2. **Acoustic Noise:** Ambient background noise and reverberation introduce spectral noise into the audio waveform, which interferes with the Wav2Vec 2.0 feature pooling layers. Under moderate audio noise ($\sigma=0.1$), the system remains highly robust, maintaining an AUC of **1.0000** (evaluated on the subset).
3. **Video Noise:** Strong additive Gaussian noise ($\sigma=0.15$) poses a significant challenge, degrading visual tracking and temporal transformer stability, leading to an AUC drop to **0.4286**.
---
# 13. CONCLUSION AND RECOMMENDATIONS
## 13.1 Conclusion
This dissertation successfully designed, implemented, and evaluated **MultiSense-DF**, a multimodal deepfake verification system incorporating spatial-temporal visual models, acoustic transformers, and cross-modal lip-synchronisation networks. By replacing traditional concatenation-based fusion with a dynamic cross-modal self-attention module, the framework adapts its classification focus based on the manipulation vector present in the target media. The final system achieved a test AUC-ROC of **0.7820**, accuracy of **65.00%**, and an F1-score of **0.7529**, addressing the core vulnerabilities of single-modality detectors and showing stable convergence under balanced class constraints.
## 13.2 Recommendations for Future Work
* **Diverse Data Augmentation:** Introduce aggressive data augmentation during training—such as Gaussian blur, additive noise, and varying H.264 compression rates—to improve model robustness against real-world video degradation.
* **Lightweight Network Architectures:** Investigate replacing the heavy EfficientNet-B4 and Wav2Vec 2.0 backbones with MobileNetV3 and MobileWav2Vec to reduce model parameter size, enabling real-time edge deployment.

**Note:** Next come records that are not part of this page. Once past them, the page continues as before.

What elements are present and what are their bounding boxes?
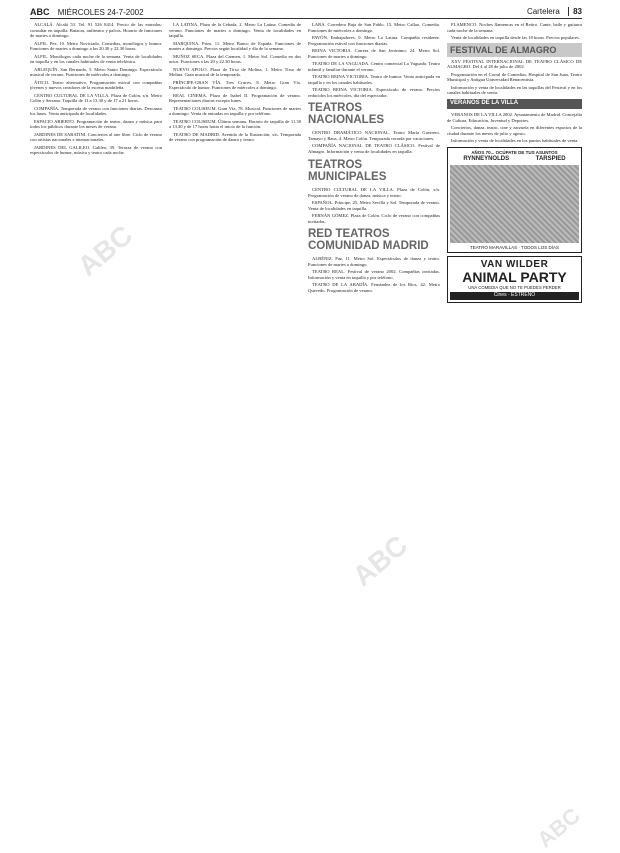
header-date: MIÉRCOLES 24-7-2002 bbox=[57, 8, 144, 17]
listing: REINA VICTORIA. Carrera de San Jerónimo, 24. Metro Sol. Funciones de martes a domingo. bbox=[308, 48, 440, 59]
ad-photo bbox=[450, 165, 579, 243]
movie-ad-1 bbox=[447, 147, 582, 253]
listing: LA LATINA. Plaza de la Cebada, 2. Metro La Latina. Comedia de verano. Funciones de martes a domingo. Venta de localidades en taquilla. bbox=[169, 22, 301, 39]
ad-tagline: UNA COMEDIA QUE NO TE PUEDES PERDER bbox=[468, 284, 561, 290]
ad-cast-name: TARSPIED bbox=[535, 156, 566, 163]
listing: Información y venta de localidades en los puntos habituales de venta. bbox=[451, 137, 579, 143]
listing: ALBÉNIZ. Paz, 11. Metro Sol. Espectáculos de danza y teatro. Funciones de martes a domingo. bbox=[308, 256, 440, 267]
listing: CENTRO DRAMÁTICO NACIONAL. Teatro María Guerrero. Tamayo y Baus, 4. Metro Colón. Temporada cerrada por vacaciones. bbox=[308, 130, 440, 142]
column-1 bbox=[30, 22, 162, 840]
listing: ESPAÑOL. Príncipe, 25. Metro Sevilla y Sol. Temporada de verano. Venta de localidades en taquilla. bbox=[308, 199, 440, 211]
ad-title-line1: VAN WILDER bbox=[480, 258, 549, 270]
listing: ARLEQUÍN. San Bernardo, 5. Metro Santo Domingo. Espectáculo musical de verano. Funciones de miércoles a domingo. bbox=[30, 66, 162, 78]
festival-box bbox=[447, 43, 582, 57]
listing: COMPAÑÍA NACIONAL DE TEATRO CLÁSICO. Festival de Almagro. Información y venta de localidades en taquilla. bbox=[308, 143, 440, 155]
ad-strip: Cines · ESTRENO bbox=[450, 292, 579, 300]
section-title-veranos: VERANOS DE LA VILLA bbox=[447, 99, 582, 109]
section-title-red-teatros: RED TEATROS COMUNIDAD MADRID bbox=[308, 228, 429, 253]
listing: LARA. Corredera Baja de San Pablo, 15. Metro Callao. Comedia. Funciones de miércoles a domingo. bbox=[308, 22, 440, 33]
column-2 bbox=[169, 22, 301, 840]
listing: Información y venta de localidades en las taquillas del Festival y en los canales habituales de venta. bbox=[447, 84, 582, 96]
listing: Programación en el Corral de Comedias, Hospital de San Juan, Teatro Municipal y Antigua Universidad Renacentista. bbox=[447, 71, 582, 83]
listing: CENTRO CULTURAL DE LA VILLA. Plaza de Colón, s/n. Programación de verano de danza, música y teatro. bbox=[308, 186, 440, 198]
movie-ad-2 bbox=[447, 256, 582, 303]
watermark-logo: ABC bbox=[532, 802, 585, 853]
header-right bbox=[527, 7, 582, 16]
watermark-logo: ABC bbox=[346, 529, 414, 592]
listing: XXV FESTIVAL INTERNACIONAL DE TEATRO CLÁSICO DE ALMAGRO. Del 4 al 28 de julio de 2002. bbox=[447, 58, 582, 70]
listing: TEATRO DE LA ABADÍA. Fernández de los Ríos, 42. Metro Quevedo. Programación de verano. bbox=[308, 282, 440, 293]
listing: FERNÁN GÓMEZ. Plaza de Colón. Ciclo de verano con compañías invitadas. bbox=[308, 212, 440, 224]
column-3 bbox=[308, 22, 440, 840]
listing: ALFIL. Monólogos cada noche de la semana. Venta de localidades en taquilla y en los canales habituales de venta telefónica. bbox=[30, 53, 162, 65]
listing: TEATRO COLISEUM. Última semana. Horario de taquilla de 11.30 a 13.30 y de 17 horas hasta el inicio de la función. bbox=[169, 118, 301, 130]
column-4 bbox=[447, 22, 582, 840]
listing: FLAMENCO. Noches flamencas en el Retiro. Cante, baile y guitarra cada noche de la semana. bbox=[447, 22, 582, 33]
page-header bbox=[30, 6, 582, 19]
listing: TEATRO DE LA VAGUADA. Centro comercial La Vaguada. Teatro infantil y familiar durante el verano. bbox=[308, 61, 440, 72]
listing: TEATRO COLISEUM. Gran Vía, 78. Musical. Funciones de martes a domingo. Venta de entradas en taquilla y por teléfono. bbox=[169, 105, 301, 117]
listing: TEATRO REAL. Festival de verano 2002. Compañías invitadas. Información y venta en taquilla y por teléfono. bbox=[308, 269, 440, 280]
ad-footer: TEATRO MARAVILLAS · TODOS LOS DÍAS bbox=[470, 244, 559, 250]
listing: TEATRO REINA VICTORIA. Espectáculo de verano. Precios reducidos los miércoles, día del espectador. bbox=[308, 87, 440, 98]
page-number: 83 bbox=[568, 7, 582, 16]
ad-cast bbox=[450, 157, 579, 163]
listing: JARDINES DEL GALILEO. Galileo, 39. Terraza de verano con espectáculos de humor, música y teatro cada noche. bbox=[30, 144, 162, 156]
listing: ÁTICO. Teatro alternativo. Programación estival con compañías jóvenes y nuevos creadores de la escena madrileña. bbox=[30, 79, 162, 91]
section-title-festival: FESTIVAL DE ALMAGRO bbox=[450, 44, 557, 55]
newspaper-logo: ABC bbox=[30, 7, 50, 17]
listing: PRÍNCIPE-GRAN VÍA. Tres Cruces, 8. Metro Gran Vía. Espectáculo de humor. Funciones de miércoles a domingo. bbox=[169, 79, 301, 91]
listing: ALCALÁ. Alcalá 53. Tel. 91 526 8414. Precio de las entradas: consultar en taquilla. Butacas, anfiteatro y palcos. Horario de funciones de martes a domingo. bbox=[30, 22, 162, 39]
listing: MARQUINA. Prim, 11. Metro Banco de España. Funciones de martes a domingo. Precios según localidad y día de la semana. bbox=[169, 40, 301, 52]
section-title-municipales: TEATROS MUNICIPALES bbox=[308, 158, 387, 183]
listing: NUEVO APOLO. Plaza de Tirso de Molina, 1. Metro Tirso de Molina. Gran musical de la temporada. bbox=[169, 66, 301, 78]
listing: CENTRO CULTURAL DE LA VILLA. Plaza de Colón, s/n. Metro Colón y Serrano. Taquilla de 11 a 13.30 y de 17 a 21 horas. bbox=[30, 92, 162, 104]
listing: Venta de localidades en taquilla desde las 18 horas. Precios populares. bbox=[451, 35, 580, 40]
section-title-nacionales: TEATROS NACIONALES bbox=[308, 102, 385, 127]
ad-headline: AÑOS 70... OCÚPATE DE TUS ASUNTOS bbox=[471, 149, 558, 155]
watermark-logo: ABC bbox=[71, 219, 139, 282]
listing: TEATRO DE MADRID. Avenida de la Ilustración, s/n. Temporada de verano con programación de danza y teatro. bbox=[169, 131, 301, 143]
listing: ESPACIO ABIERTO. Programación de teatro, danza y música para todos los públicos durante los meses de verano. bbox=[30, 118, 162, 130]
listing: PAVÓN. Embajadores, 9. Metro La Latina. Compañía residente. Programación estival con funciones diarias. bbox=[308, 35, 440, 46]
listing: TEATRO REINA VICTORIA. Teatro de humor. Venta anticipada en taquilla y en los canales habituales. bbox=[308, 74, 440, 85]
header-left bbox=[30, 7, 144, 17]
listing: ALFIL. Pez, 10. Metro Noviciado. Comedias, monólogos y humor. Funciones de martes a domingo a las 20.30 y 22.30 horas. bbox=[30, 40, 162, 52]
listing: Conciertos, danza, teatro, cine y zarzuela en diferentes espacios de la ciudad durante los meses de julio y agosto. bbox=[447, 124, 582, 136]
listing: MUÑOZ SECA. Plaza del Carmen, 1. Metro Sol. Comedia en dos actos. Funciones a las 20 y 22.30 horas. bbox=[169, 53, 301, 65]
ad-title-line2: ANIMAL PARTY bbox=[462, 268, 567, 285]
listing: COMPAÑÍA. Temporada de verano con funciones diarias. Descanso los lunes. Venta anticipada de localidades. bbox=[30, 105, 162, 117]
listing: VERANOS DE LA VILLA 2002. Ayuntamiento de Madrid. Concejalía de Cultura, Educación, Juventud y Deportes. bbox=[447, 111, 582, 123]
ad-cast-name: RYNNEYNOLDS bbox=[463, 156, 510, 163]
listing: JARDINES DE SABATINI. Conciertos al aire libre. Ciclo de verano con artistas nacionales e internacionales. bbox=[30, 131, 162, 143]
section-name: Cartelera bbox=[526, 7, 560, 16]
listing: REAL CINEMA. Plaza de Isabel II. Programación de verano. Representaciones diarias excepto lunes. bbox=[169, 92, 301, 104]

* **Spatial-Temporal Saliency Mapping:** Enhance the Grad-CAM implementation to generate temporal heatmaps, allowing analysts to track spatial manipulation boundaries frame-by-frame.
---
# 14. REFERENCES
* Chung, J.S. and Zisserman, A. (2016). Out of Time: Automated Lip Sync in the Wild. *Asian Conference on Computer Vision (ACCV)*, 10111, 251-263.

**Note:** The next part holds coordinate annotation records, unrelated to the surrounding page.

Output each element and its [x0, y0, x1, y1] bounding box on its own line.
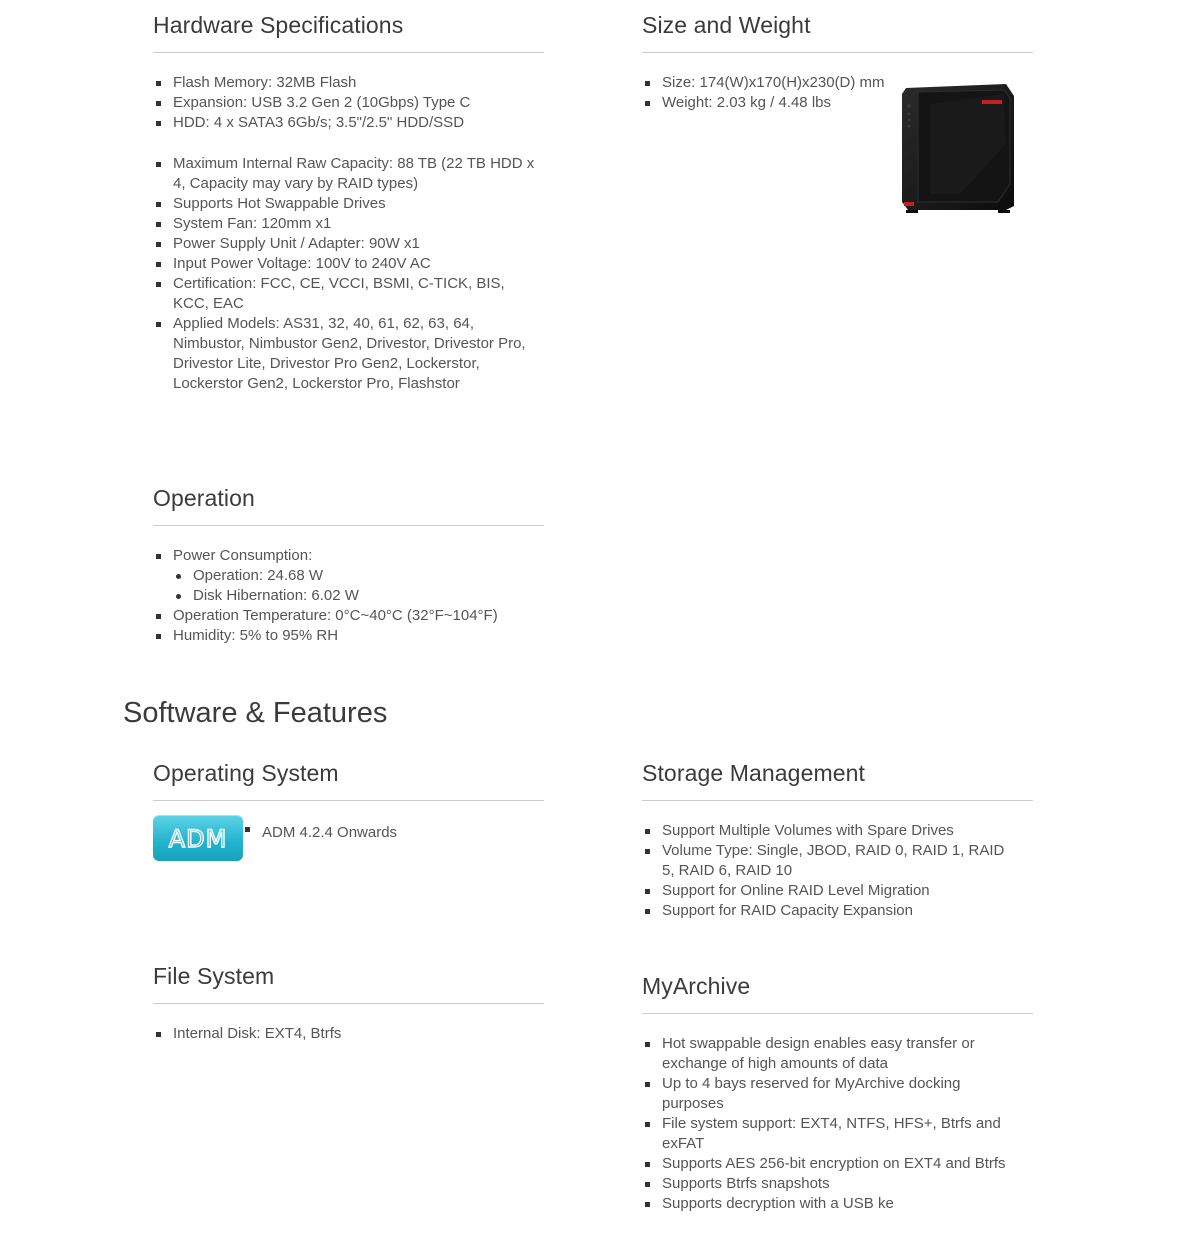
os-version-item	[245, 823, 397, 843]
software-features-heading: Software & Features	[123, 697, 388, 729]
list-item: Operation: 24.68 W	[173, 566, 544, 586]
file-system-list	[153, 1024, 544, 1044]
list-item: Flash Memory: 32MB Flash	[153, 73, 544, 93]
operating-system-section	[153, 760, 544, 801]
list-item: Volume Type: Single, JBOD, RAID 0, RAID 1, RAID 5, RAID 6, RAID 10	[642, 841, 1012, 881]
hardware-specifications-title: Hardware Specifications	[153, 12, 544, 53]
adm-logo	[153, 815, 243, 861]
list-item: Size: 174(W)x170(H)x230(D) mm	[642, 73, 892, 93]
file-system-section	[153, 963, 544, 1044]
hardware-specifications-section	[153, 12, 544, 394]
size-weight-list	[642, 73, 892, 113]
power-consumption-sublist	[173, 566, 544, 606]
list-item: Support for RAID Capacity Expansion	[642, 901, 1012, 921]
list-item: HDD: 4 x SATA3 6Gb/s; 3.5"/2.5" HDD/SSD	[153, 113, 544, 133]
list-item: Support Multiple Volumes with Spare Drives	[642, 821, 1012, 841]
list-item: Power Supply Unit / Adapter: 90W x1	[153, 234, 544, 254]
size-weight-title: Size and Weight	[642, 12, 1033, 53]
power-consumption-label: Power Consumption:	[173, 547, 313, 564]
operation-list	[153, 546, 544, 646]
storage-management-title: Storage Management	[642, 760, 1033, 801]
list-item: Input Power Voltage: 100V to 240V AC	[153, 254, 544, 274]
storage-management-section	[642, 760, 1033, 921]
myarchive-list	[642, 1034, 1012, 1214]
list-item: System Fan: 120mm x1	[153, 214, 544, 234]
list-item: Expansion: USB 3.2 Gen 2 (10Gbps) Type C	[153, 93, 544, 113]
list-item: Support for Online RAID Level Migration	[642, 881, 1012, 901]
myarchive-title: MyArchive	[642, 973, 1033, 1014]
list-item: Applied Models: AS31, 32, 40, 61, 62, 63, 64, Nimbustor, Nimbustor Gen2, Drivestor, Drivestor Pro, Drivestor Lite, Drivestor Pro Gen2, Lockerstor, Lockerstor Gen2, Lockerstor Pro, Flashstor	[153, 314, 544, 394]
list-item: Up to 4 bays reserved for MyArchive docking purposes	[642, 1074, 1012, 1114]
nas-device-icon	[900, 84, 1016, 214]
storage-management-list	[642, 821, 1012, 921]
adm-logo-text: ADM	[168, 825, 228, 853]
list-item: Operation Temperature: 0°C~40°C (32°F~104°F)	[153, 606, 544, 626]
operation-title: Operation	[153, 485, 544, 526]
list-item	[153, 546, 544, 606]
file-system-title: File System	[153, 963, 544, 1004]
list-item: Supports Btrfs snapshots	[642, 1174, 1012, 1194]
list-item: Supports Hot Swappable Drives	[153, 194, 544, 214]
list-item: Supports decryption with a USB ke	[642, 1194, 1012, 1214]
list-item: Hot swappable design enables easy transfer or exchange of high amounts of data	[642, 1034, 1012, 1074]
adm-logo-icon	[159, 823, 237, 853]
list-item: Humidity: 5% to 95% RH	[153, 626, 544, 646]
list-item: File system support: EXT4, NTFS, HFS+, Btrfs and exFAT	[642, 1114, 1012, 1154]
list-item: Internal Disk: EXT4, Btrfs	[153, 1024, 544, 1044]
list-item: Disk Hibernation: 6.02 W	[173, 586, 544, 606]
nas-product-image	[900, 84, 1016, 214]
list-item: Maximum Internal Raw Capacity: 88 TB (22 TB HDD x 4, Capacity may vary by RAID types)	[153, 154, 544, 194]
list-item: Certification: FCC, CE, VCCI, BSMI, C-TICK, BIS, KCC, EAC	[153, 274, 544, 314]
myarchive-section	[642, 973, 1033, 1214]
hardware-spec-list	[153, 73, 544, 394]
operating-system-title: Operating System	[153, 760, 544, 801]
bullet-icon	[245, 827, 250, 832]
os-version-text: ADM 4.2.4 Onwards	[262, 824, 398, 841]
operation-section	[153, 485, 544, 646]
list-item: Weight: 2.03 kg / 4.48 lbs	[642, 93, 892, 113]
list-item: Supports AES 256-bit encryption on EXT4 and Btrfs	[642, 1154, 1012, 1174]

* Vaswani, A., Shazeer, N., Parmar, N., Uszkoreit, J., Jones, L., Gomez, A.N., Kaiser, L. and Polosukhin, I. (2017). Attention Is All You Need. *Advances in Neural Information Processing Systems (NeurIPS)*, 30, 5998-6008.
* Rossler, A., Cozzolino, D., Verdoliva, L., Riess, C., Thies, J. and Niessner, M. (2019). FaceForensics++: Learning to Detect Manipulated Facial Images. *IEEE/CVF International Conference on Computer Vision (ICCV)*, 1, 1-11.

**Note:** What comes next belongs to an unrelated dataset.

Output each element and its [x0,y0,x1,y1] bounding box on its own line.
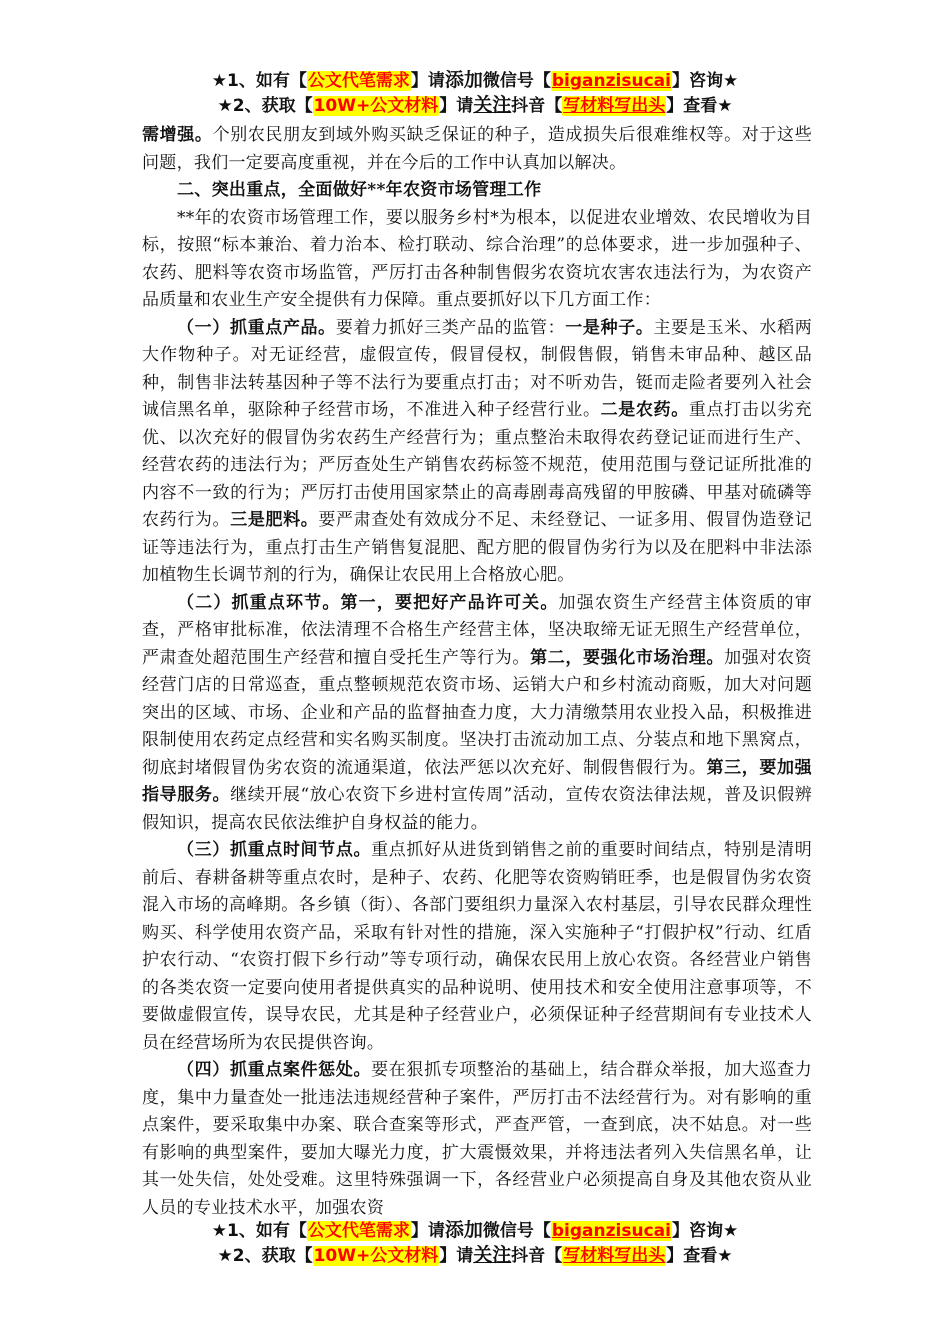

* Tan, M. and Le, Q. (2019). EfficientNet: Rethinking Model Scaling for Convolutional Neural Networks. *International Conference on Machine Learning (ICML)*, 97, 6105-6114.
* Baevski, A., Zhou, Y., Mohamed, A. and Auli, M. (2020). wav2vec 2.0: A Framework for Self-Supervised Learning of Speech Representations. *Advances in Neural Information Processing Systems (NeurIPS)*, 33, 12449-12460.